In Research

Smooth and salmony

What does it take to make a fine California wine? Grapes, water, sunshine, the skilled hand of a master vintner — and a few thousand dead fish, chinook salmon to be specific, according to new research from UC Davis.

It shows for the first time that the salmon that die naturally in the Mokelumne and Calaveras rivers contribute significantly to the growth — and likely the quality — of wine grapes raised nearby. How? Wild animals eat the carcasses, converting the nutrient-laden fish into fertilizer for the grapevines.

The study was led by Joseph Merz, a Lodi-based fisheries biologist with the East Bay Municipal Utility District and an instructor at California State University, Sacramento. He collaborated with his former doctoral adviser and the leading authority on California native fishes, Peter Moyle of UC Davis, which just happens to house the world's premier wine school.

The study appeared in the June issue of the journal Ecological Applications.

-- Sylvia Wright

Rapid evolution noted

One of the fastest-evolving pieces of DNA in the human genome is a gene linked to brain development, according to research published in the Aug. 17 issue of the journal Nature.

In a computer-based search for pieces of DNA that had undergone the most change since the ancestors of people and chimps diverged, Human Accelerated Region 1, or HAR1, was a clear standout, said lead author Katie Pollard, assistant professor at the UC Davis Genome Center and the Department of Statistics.

"It's evolving incredibly rapidly," Pollard said. "It's really an extreme case."

As a postdoctoral researcher in David Haussler's lab at UC Santa Cruz, Pollard first scanned the chimpanzee genome for stretches of DNA that were highly similar in chimpanzees, mice and rats. Then she compared those regions between chimpanzees and humans, looking for the DNA that, presumably, makes a big difference between other animals and people.

In HAR1's 118 letters of DNA code, there are two changes between chimpanzees and chickens. But in the roughly 5 million years since people shared an ancestor with chimpanzees, 18 of HAR1's 118 letters in the have changed in the human genome.

-- Andy Fell

Smoke damage detailed

UC Davis researchers have described in unprecedented biochemical and anatomical detail how cigarette smoke damages the lungs of unborn and newborn children.

The findings illustrate with increased urgency the danger that smoke presents to smokers' families and friends, said UC Davis Professor Kent Pinkerton, and should give doctors new insight into the hidden physical changes in their young patients' lungs.

"Smoke exposure causes significant damage and lasting consequences in newborns," Pinkerton said. "This research has a message for every parent: Do not smoke or breathe secondhand smoke while you are pregnant.
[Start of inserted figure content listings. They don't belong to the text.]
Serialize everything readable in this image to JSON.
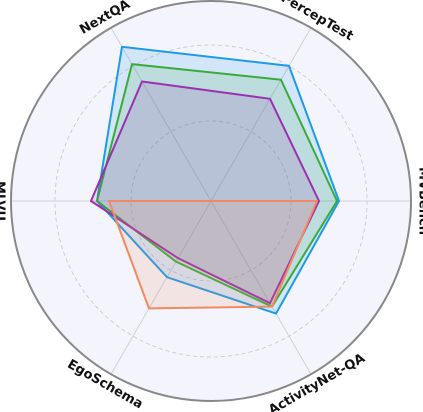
{
  "chart_data": {
    "type": "radar",
    "categories": [
      "NextQA",
      "PercepTest",
      "MVBench",
      "ActivityNet-QA",
      "EgoSchema",
      "MLVU"
    ],
    "ylim": [
      0,
      1
    ],
    "series": [
      {
        "color": "#1e9be8",
        "values": [
          0.89,
          0.78,
          0.64,
          0.65,
          0.44,
          0.57
        ]
      },
      {
        "color": "#3aab3a",
        "values": [
          0.79,
          0.7,
          0.63,
          0.61,
          0.35,
          0.57
        ]
      },
      {
        "color": "#9b30b0",
        "values": [
          0.69,
          0.59,
          0.54,
          0.59,
          0.33,
          0.6
        ]
      },
      {
        "color": "#f08a60",
        "values": [
          0,
          0,
          0.53,
          0.61,
          0.62,
          0.51
        ]
      }
    ]
  }
}
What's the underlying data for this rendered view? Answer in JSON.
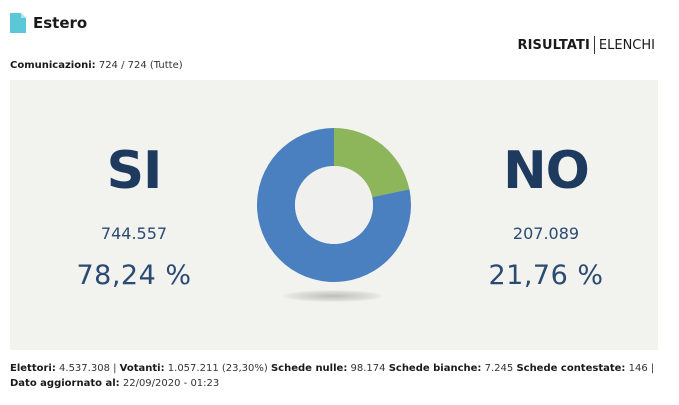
{
  "header": {
    "title": "Estero",
    "icon": "document-icon"
  },
  "nav": {
    "active": "RISULTATI",
    "other": "ELENCHI"
  },
  "communications": {
    "label": "Comunicazioni:",
    "value": "724 / 724 (Tutte)"
  },
  "results": {
    "si": {
      "label": "SI",
      "votes": "744.557",
      "percent": "78,24 %"
    },
    "no": {
      "label": "NO",
      "votes": "207.089",
      "percent": "21,76 %"
    }
  },
  "chart_data": {
    "type": "pie",
    "categories": [
      "SI",
      "NO"
    ],
    "values": [
      78.24,
      21.76
    ],
    "colors": [
      "#4a80c0",
      "#8db55a"
    ],
    "donut": true
  },
  "footer": {
    "elettori_label": "Elettori:",
    "elettori_value": "4.537.308",
    "votanti_label": "Votanti:",
    "votanti_value": "1.057.211 (23,30%)",
    "nulle_label": "Schede nulle:",
    "nulle_value": "98.174",
    "bianche_label": "Schede bianche:",
    "bianche_value": "7.245",
    "contestate_label": "Schede contestate:",
    "contestate_value": "146",
    "updated_label": "Dato aggiornato al:",
    "updated_value": "22/09/2020 - 01:23"
  }
}
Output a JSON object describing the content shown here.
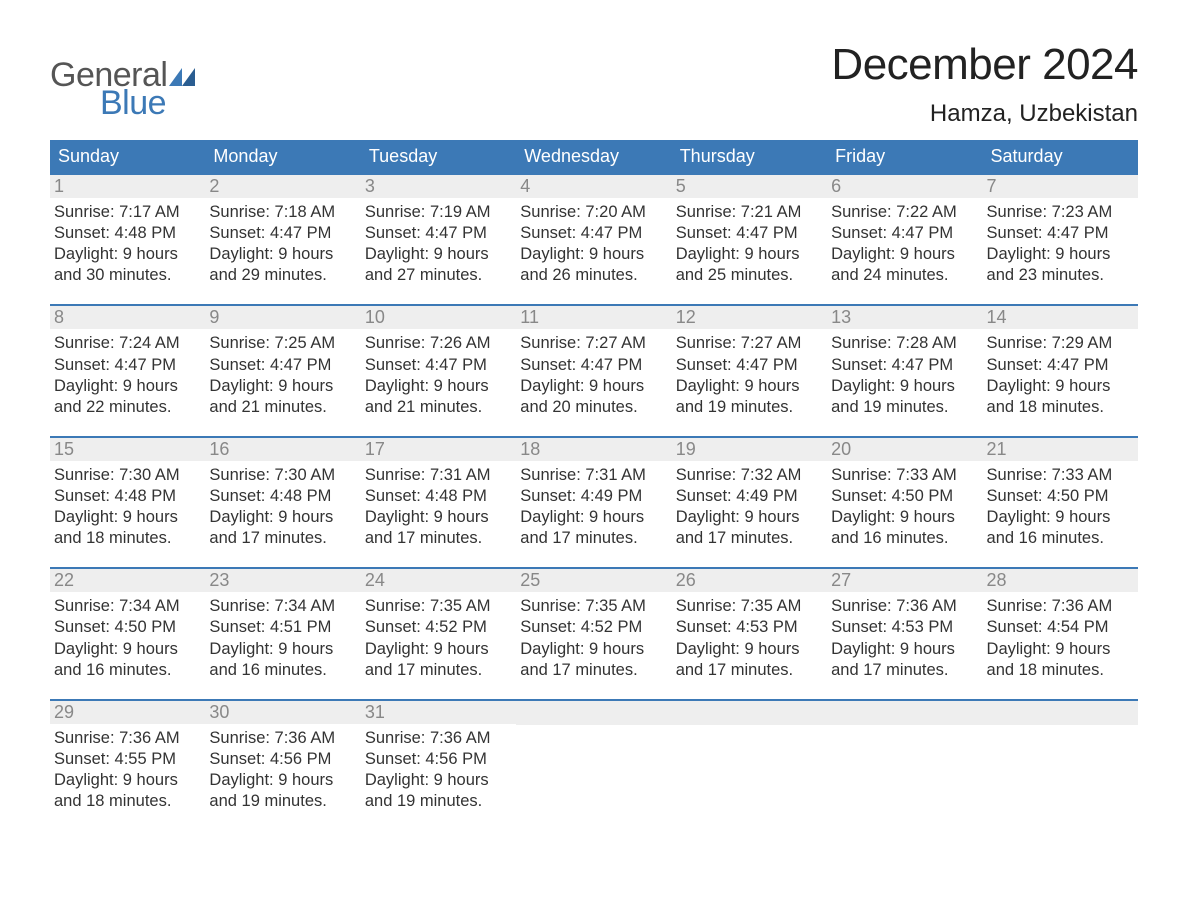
{
  "brand": {
    "text1": "General",
    "text2": "Blue",
    "color_gray": "#555555",
    "color_blue": "#3c79b6"
  },
  "title": "December 2024",
  "location": "Hamza, Uzbekistan",
  "colors": {
    "header_bg": "#3c79b6",
    "header_text": "#ffffff",
    "daynum_bg": "#eeeeee",
    "daynum_text": "#888888",
    "body_text": "#333333",
    "page_bg": "#ffffff",
    "week_border": "#3c79b6"
  },
  "font": {
    "family": "Arial",
    "title_size_pt": 33,
    "location_size_pt": 18,
    "dayheader_size_pt": 14,
    "body_size_pt": 12
  },
  "layout": {
    "columns": 7,
    "rows": 5,
    "cell_aspect": 1.1
  },
  "day_names": [
    "Sunday",
    "Monday",
    "Tuesday",
    "Wednesday",
    "Thursday",
    "Friday",
    "Saturday"
  ],
  "weeks": [
    [
      {
        "day": 1,
        "sunrise": "7:17 AM",
        "sunset": "4:48 PM",
        "daylight_h": 9,
        "daylight_m": 30
      },
      {
        "day": 2,
        "sunrise": "7:18 AM",
        "sunset": "4:47 PM",
        "daylight_h": 9,
        "daylight_m": 29
      },
      {
        "day": 3,
        "sunrise": "7:19 AM",
        "sunset": "4:47 PM",
        "daylight_h": 9,
        "daylight_m": 27
      },
      {
        "day": 4,
        "sunrise": "7:20 AM",
        "sunset": "4:47 PM",
        "daylight_h": 9,
        "daylight_m": 26
      },
      {
        "day": 5,
        "sunrise": "7:21 AM",
        "sunset": "4:47 PM",
        "daylight_h": 9,
        "daylight_m": 25
      },
      {
        "day": 6,
        "sunrise": "7:22 AM",
        "sunset": "4:47 PM",
        "daylight_h": 9,
        "daylight_m": 24
      },
      {
        "day": 7,
        "sunrise": "7:23 AM",
        "sunset": "4:47 PM",
        "daylight_h": 9,
        "daylight_m": 23
      }
    ],
    [
      {
        "day": 8,
        "sunrise": "7:24 AM",
        "sunset": "4:47 PM",
        "daylight_h": 9,
        "daylight_m": 22
      },
      {
        "day": 9,
        "sunrise": "7:25 AM",
        "sunset": "4:47 PM",
        "daylight_h": 9,
        "daylight_m": 21
      },
      {
        "day": 10,
        "sunrise": "7:26 AM",
        "sunset": "4:47 PM",
        "daylight_h": 9,
        "daylight_m": 21
      },
      {
        "day": 11,
        "sunrise": "7:27 AM",
        "sunset": "4:47 PM",
        "daylight_h": 9,
        "daylight_m": 20
      },
      {
        "day": 12,
        "sunrise": "7:27 AM",
        "sunset": "4:47 PM",
        "daylight_h": 9,
        "daylight_m": 19
      },
      {
        "day": 13,
        "sunrise": "7:28 AM",
        "sunset": "4:47 PM",
        "daylight_h": 9,
        "daylight_m": 19
      },
      {
        "day": 14,
        "sunrise": "7:29 AM",
        "sunset": "4:47 PM",
        "daylight_h": 9,
        "daylight_m": 18
      }
    ],
    [
      {
        "day": 15,
        "sunrise": "7:30 AM",
        "sunset": "4:48 PM",
        "daylight_h": 9,
        "daylight_m": 18
      },
      {
        "day": 16,
        "sunrise": "7:30 AM",
        "sunset": "4:48 PM",
        "daylight_h": 9,
        "daylight_m": 17
      },
      {
        "day": 17,
        "sunrise": "7:31 AM",
        "sunset": "4:48 PM",
        "daylight_h": 9,
        "daylight_m": 17
      },
      {
        "day": 18,
        "sunrise": "7:31 AM",
        "sunset": "4:49 PM",
        "daylight_h": 9,
        "daylight_m": 17
      },
      {
        "day": 19,
        "sunrise": "7:32 AM",
        "sunset": "4:49 PM",
        "daylight_h": 9,
        "daylight_m": 17
      },
      {
        "day": 20,
        "sunrise": "7:33 AM",
        "sunset": "4:50 PM",
        "daylight_h": 9,
        "daylight_m": 16
      },
      {
        "day": 21,
        "sunrise": "7:33 AM",
        "sunset": "4:50 PM",
        "daylight_h": 9,
        "daylight_m": 16
      }
    ],
    [
      {
        "day": 22,
        "sunrise": "7:34 AM",
        "sunset": "4:50 PM",
        "daylight_h": 9,
        "daylight_m": 16
      },
      {
        "day": 23,
        "sunrise": "7:34 AM",
        "sunset": "4:51 PM",
        "daylight_h": 9,
        "daylight_m": 16
      },
      {
        "day": 24,
        "sunrise": "7:35 AM",
        "sunset": "4:52 PM",
        "daylight_h": 9,
        "daylight_m": 17
      },
      {
        "day": 25,
        "sunrise": "7:35 AM",
        "sunset": "4:52 PM",
        "daylight_h": 9,
        "daylight_m": 17
      },
      {
        "day": 26,
        "sunrise": "7:35 AM",
        "sunset": "4:53 PM",
        "daylight_h": 9,
        "daylight_m": 17
      },
      {
        "day": 27,
        "sunrise": "7:36 AM",
        "sunset": "4:53 PM",
        "daylight_h": 9,
        "daylight_m": 17
      },
      {
        "day": 28,
        "sunrise": "7:36 AM",
        "sunset": "4:54 PM",
        "daylight_h": 9,
        "daylight_m": 18
      }
    ],
    [
      {
        "day": 29,
        "sunrise": "7:36 AM",
        "sunset": "4:55 PM",
        "daylight_h": 9,
        "daylight_m": 18
      },
      {
        "day": 30,
        "sunrise": "7:36 AM",
        "sunset": "4:56 PM",
        "daylight_h": 9,
        "daylight_m": 19
      },
      {
        "day": 31,
        "sunrise": "7:36 AM",
        "sunset": "4:56 PM",
        "daylight_h": 9,
        "daylight_m": 19
      },
      null,
      null,
      null,
      null
    ]
  ],
  "labels": {
    "sunrise_prefix": "Sunrise: ",
    "sunset_prefix": "Sunset: ",
    "daylight_prefix": "Daylight: ",
    "hours_word": " hours",
    "and_word": "and ",
    "minutes_word": " minutes."
  }
}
Do not let your children breathe secondhand smoke after they are born."

The research appeared in the Aug. 15 issue of the American Journal of Respiratory and Critical Care Medicine.

-- Sylvia Wright

$800,000 for mice on ice

The National Institutes of Health has awarded $800,000 to UC Davis and the University of Missouri to acquire, store and distribute genetically modified mice and make them available to researchers. "Knockout" mice, in which specific genes have been disrupted, are used in the study of cancer, heart disease and obesity in people, as well as growth, development and behavior.